Kepala Dinas Pekerjaan Umum (PU) Kabupaten Bantaeng, Andi Sjafaruddin didampingi Kadis Kominfo H. Subhan menjelaskan, bahwa ada beberapa perencanaan yang akan dilakukan oleh pemerintah dalam penanggulangan bencana banjir yang terjadi.
“Kita bakal lakukan perencanaan jangka pendek, jangka menengah dan juga jangka panjang. Untuk jangka pendek kita akan lakukan pengerukan di dua sungai sepanjang tiga kilometer, yaitu Sungai Kaili dan Sungai Cabodo yang melintas di kawasan perkotaan Bantaeng dalam waktu dekat ini, dengan menggunakan peralatan dinas PU,” kata Andi Sjafaruddin dalam konferensi pers di ruang rapim Wakil Bupati Bantaeng, Selasa (30/11/2021) Pukul 14:00 WITA.
Lebih lanjut ia katakan, bahwa untuk Jangka menengah pihaknya akan lakukan perbaikan Balang Sikuyu (Cekdam) dan pembangunan Sabo Dam.
“Sebab perlu diketahui bersama bahwa Cekdam ini bisa mengandalikan beberapa titik yang sering terjadi banjir,” jelas Sjafruddin.
Kemudian, untuk jangka panjang tentunya kata Sjafruddin, dinas PU akan melakukan kajian dengan menganalisa bersama beberapa tim ahli dari Universitas Hasanuddin (Unhas) Makassar dan Universitas Muslim Indonesia (UMI) Makassar.
“Dugaan kami sementara adalah degradasi lingkungan yang perlu mendapat perhatian. Serta penggalian saluran-saluran yang ada,” katanya.
“Insyah Allah beberapa hari kedepan, kita akan buat program dengan melalukan gerakan tanam pohon di pegunungan dan mengajak masyarakat untuk menanam pohon. Karena menurutnya, sumber banjir itu juga berasal dari pegunungan,” tambah dia.
Selain itu, upaya jangka pendek lainnya juga bakal di lakukan perbaikan saluran air di kawasan terminal. Di tahap jangka menengah, akan dibuat Folder (Penampung air) dan pompa untuk membuang air dalam waktu cepat.

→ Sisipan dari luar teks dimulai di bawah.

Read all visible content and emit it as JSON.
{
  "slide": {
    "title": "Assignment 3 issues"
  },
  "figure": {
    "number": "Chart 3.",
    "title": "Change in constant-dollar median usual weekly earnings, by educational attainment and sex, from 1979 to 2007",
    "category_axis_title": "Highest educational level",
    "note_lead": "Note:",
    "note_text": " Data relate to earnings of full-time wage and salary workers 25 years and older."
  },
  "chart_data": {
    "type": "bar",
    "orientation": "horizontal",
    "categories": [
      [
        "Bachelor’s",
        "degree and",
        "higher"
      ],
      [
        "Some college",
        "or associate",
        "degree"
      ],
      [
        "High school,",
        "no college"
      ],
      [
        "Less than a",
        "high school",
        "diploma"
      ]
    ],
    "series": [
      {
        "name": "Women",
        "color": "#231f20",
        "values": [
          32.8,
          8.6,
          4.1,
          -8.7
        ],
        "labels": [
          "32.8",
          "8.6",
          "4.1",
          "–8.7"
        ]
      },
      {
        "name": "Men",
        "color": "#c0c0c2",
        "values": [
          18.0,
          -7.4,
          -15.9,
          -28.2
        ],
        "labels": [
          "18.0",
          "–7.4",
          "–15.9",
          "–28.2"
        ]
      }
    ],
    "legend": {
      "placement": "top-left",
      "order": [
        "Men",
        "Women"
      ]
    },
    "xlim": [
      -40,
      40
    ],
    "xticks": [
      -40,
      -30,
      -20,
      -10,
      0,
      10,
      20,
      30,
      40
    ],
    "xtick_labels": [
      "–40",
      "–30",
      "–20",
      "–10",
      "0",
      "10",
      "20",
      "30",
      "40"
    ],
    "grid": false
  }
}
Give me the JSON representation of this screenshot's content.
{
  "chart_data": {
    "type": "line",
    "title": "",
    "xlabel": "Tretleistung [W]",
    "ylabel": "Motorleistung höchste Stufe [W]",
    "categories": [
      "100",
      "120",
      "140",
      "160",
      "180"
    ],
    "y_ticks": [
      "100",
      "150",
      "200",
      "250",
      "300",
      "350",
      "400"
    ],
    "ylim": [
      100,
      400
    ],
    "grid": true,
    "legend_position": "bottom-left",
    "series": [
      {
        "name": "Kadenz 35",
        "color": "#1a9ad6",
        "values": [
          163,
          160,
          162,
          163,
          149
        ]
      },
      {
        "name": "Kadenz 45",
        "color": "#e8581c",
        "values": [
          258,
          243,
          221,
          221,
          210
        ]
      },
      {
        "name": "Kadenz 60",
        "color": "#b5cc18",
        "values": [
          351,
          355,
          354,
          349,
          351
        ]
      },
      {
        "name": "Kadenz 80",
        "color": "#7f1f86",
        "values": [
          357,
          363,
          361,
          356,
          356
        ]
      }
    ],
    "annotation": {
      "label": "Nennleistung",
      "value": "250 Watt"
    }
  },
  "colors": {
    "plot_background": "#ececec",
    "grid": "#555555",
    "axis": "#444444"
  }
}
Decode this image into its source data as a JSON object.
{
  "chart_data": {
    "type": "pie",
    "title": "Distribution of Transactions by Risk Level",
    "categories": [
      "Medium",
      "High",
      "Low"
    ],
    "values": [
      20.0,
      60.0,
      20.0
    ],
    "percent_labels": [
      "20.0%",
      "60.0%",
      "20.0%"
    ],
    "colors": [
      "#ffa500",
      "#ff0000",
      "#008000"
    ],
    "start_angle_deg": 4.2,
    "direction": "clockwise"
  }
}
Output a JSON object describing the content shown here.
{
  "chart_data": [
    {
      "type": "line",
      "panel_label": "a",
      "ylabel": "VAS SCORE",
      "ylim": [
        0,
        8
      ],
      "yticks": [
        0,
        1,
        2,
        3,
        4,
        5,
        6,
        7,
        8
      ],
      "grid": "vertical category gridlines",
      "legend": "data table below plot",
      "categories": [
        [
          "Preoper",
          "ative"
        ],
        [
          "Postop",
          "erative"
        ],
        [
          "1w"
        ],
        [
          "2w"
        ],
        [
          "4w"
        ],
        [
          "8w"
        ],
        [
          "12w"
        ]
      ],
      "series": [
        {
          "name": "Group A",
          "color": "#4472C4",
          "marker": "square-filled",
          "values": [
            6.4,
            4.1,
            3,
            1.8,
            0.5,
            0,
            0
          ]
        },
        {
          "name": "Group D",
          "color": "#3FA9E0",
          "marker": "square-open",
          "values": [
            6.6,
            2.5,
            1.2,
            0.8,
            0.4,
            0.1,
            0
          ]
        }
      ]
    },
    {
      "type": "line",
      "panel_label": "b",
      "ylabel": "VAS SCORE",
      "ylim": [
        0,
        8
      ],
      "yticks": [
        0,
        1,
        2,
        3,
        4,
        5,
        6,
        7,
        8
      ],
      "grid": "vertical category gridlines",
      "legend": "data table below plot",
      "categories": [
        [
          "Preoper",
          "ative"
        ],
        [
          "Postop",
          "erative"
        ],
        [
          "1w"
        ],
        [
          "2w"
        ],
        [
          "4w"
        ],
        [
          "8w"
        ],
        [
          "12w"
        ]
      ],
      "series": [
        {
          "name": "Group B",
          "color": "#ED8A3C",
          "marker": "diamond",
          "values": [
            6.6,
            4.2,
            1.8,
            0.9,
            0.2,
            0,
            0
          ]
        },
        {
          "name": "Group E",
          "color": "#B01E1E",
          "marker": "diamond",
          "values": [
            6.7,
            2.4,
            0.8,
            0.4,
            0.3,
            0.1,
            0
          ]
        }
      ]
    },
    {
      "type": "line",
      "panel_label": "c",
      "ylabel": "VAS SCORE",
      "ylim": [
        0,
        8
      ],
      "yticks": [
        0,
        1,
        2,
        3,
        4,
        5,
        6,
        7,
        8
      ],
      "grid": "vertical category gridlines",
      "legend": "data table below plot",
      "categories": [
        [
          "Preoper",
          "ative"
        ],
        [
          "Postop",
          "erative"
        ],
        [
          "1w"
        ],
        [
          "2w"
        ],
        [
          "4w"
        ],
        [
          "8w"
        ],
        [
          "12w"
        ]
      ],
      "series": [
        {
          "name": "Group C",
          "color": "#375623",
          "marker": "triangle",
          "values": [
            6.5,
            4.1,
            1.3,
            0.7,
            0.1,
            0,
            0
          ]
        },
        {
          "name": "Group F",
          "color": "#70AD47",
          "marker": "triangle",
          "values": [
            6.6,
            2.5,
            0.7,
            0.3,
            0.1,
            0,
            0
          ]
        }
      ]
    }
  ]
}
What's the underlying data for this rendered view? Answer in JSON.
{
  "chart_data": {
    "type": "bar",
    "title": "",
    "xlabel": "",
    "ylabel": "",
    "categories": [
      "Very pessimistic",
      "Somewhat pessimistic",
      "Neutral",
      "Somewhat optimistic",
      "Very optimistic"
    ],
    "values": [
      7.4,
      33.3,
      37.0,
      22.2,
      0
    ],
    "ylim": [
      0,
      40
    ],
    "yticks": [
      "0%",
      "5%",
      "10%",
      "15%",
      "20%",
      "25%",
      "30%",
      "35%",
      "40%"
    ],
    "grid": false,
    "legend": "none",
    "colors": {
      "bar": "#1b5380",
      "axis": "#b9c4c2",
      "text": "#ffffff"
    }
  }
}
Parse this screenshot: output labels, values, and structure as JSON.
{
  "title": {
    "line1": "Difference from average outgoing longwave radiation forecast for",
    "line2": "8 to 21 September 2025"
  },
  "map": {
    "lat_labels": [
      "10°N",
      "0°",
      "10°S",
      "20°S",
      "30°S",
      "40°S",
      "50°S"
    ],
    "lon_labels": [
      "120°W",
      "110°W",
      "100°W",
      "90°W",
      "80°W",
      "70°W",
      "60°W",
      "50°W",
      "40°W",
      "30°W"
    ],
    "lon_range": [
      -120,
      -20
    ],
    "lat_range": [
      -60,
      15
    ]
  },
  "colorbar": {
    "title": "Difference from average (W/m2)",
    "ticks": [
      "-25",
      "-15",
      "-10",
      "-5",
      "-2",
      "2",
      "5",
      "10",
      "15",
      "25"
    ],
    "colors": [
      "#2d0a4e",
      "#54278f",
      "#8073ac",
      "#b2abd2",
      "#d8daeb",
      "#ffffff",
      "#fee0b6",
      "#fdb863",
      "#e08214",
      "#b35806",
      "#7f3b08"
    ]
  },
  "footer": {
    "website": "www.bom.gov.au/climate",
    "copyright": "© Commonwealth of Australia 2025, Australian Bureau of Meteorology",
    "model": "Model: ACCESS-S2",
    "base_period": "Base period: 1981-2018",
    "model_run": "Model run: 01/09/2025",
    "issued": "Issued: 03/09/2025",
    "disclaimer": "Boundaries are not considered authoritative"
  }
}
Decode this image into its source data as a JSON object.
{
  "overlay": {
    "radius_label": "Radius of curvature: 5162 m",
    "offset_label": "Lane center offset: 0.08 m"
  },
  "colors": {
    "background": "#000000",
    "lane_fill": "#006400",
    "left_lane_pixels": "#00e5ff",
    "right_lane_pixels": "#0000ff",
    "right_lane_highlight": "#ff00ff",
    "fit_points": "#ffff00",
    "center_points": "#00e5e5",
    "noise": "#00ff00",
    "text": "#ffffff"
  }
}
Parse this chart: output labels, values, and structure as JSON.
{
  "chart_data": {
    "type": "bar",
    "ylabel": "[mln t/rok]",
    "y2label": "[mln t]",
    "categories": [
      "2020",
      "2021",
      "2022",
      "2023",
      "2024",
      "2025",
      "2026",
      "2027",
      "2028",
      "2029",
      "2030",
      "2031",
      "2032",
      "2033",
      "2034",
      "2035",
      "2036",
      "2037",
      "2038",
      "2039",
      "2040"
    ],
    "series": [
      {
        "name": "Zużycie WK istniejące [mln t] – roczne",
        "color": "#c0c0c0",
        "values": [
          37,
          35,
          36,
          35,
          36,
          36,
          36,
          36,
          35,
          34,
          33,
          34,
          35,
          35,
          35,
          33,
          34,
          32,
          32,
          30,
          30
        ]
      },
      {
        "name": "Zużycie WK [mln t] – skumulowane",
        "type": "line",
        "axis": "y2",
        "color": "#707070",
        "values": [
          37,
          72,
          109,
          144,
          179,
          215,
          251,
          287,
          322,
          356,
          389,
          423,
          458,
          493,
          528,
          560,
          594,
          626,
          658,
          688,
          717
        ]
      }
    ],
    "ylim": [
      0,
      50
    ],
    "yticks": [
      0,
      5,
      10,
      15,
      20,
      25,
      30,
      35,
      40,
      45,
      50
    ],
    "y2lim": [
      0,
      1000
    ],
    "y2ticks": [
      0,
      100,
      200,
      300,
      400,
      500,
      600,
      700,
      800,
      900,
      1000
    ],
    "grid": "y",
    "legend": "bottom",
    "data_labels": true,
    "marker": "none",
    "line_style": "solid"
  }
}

“Selebihnya bakal kita kerjakan tahun depan, berhubung anggaran nantinya kita gunakan adalah anggaran rutinitas, mengingat juga akhir tahun,” sebutnya
Terakhir, selain kehadiran pemerintah, partisipasi aktif dari masyarakat juga sangat dibutuhkan. “Agar upaya mengusir banjir dari Bantaeng ini segera membuahkan hasil yang bisa dinikmati langsung oleh warga,” tutupnya.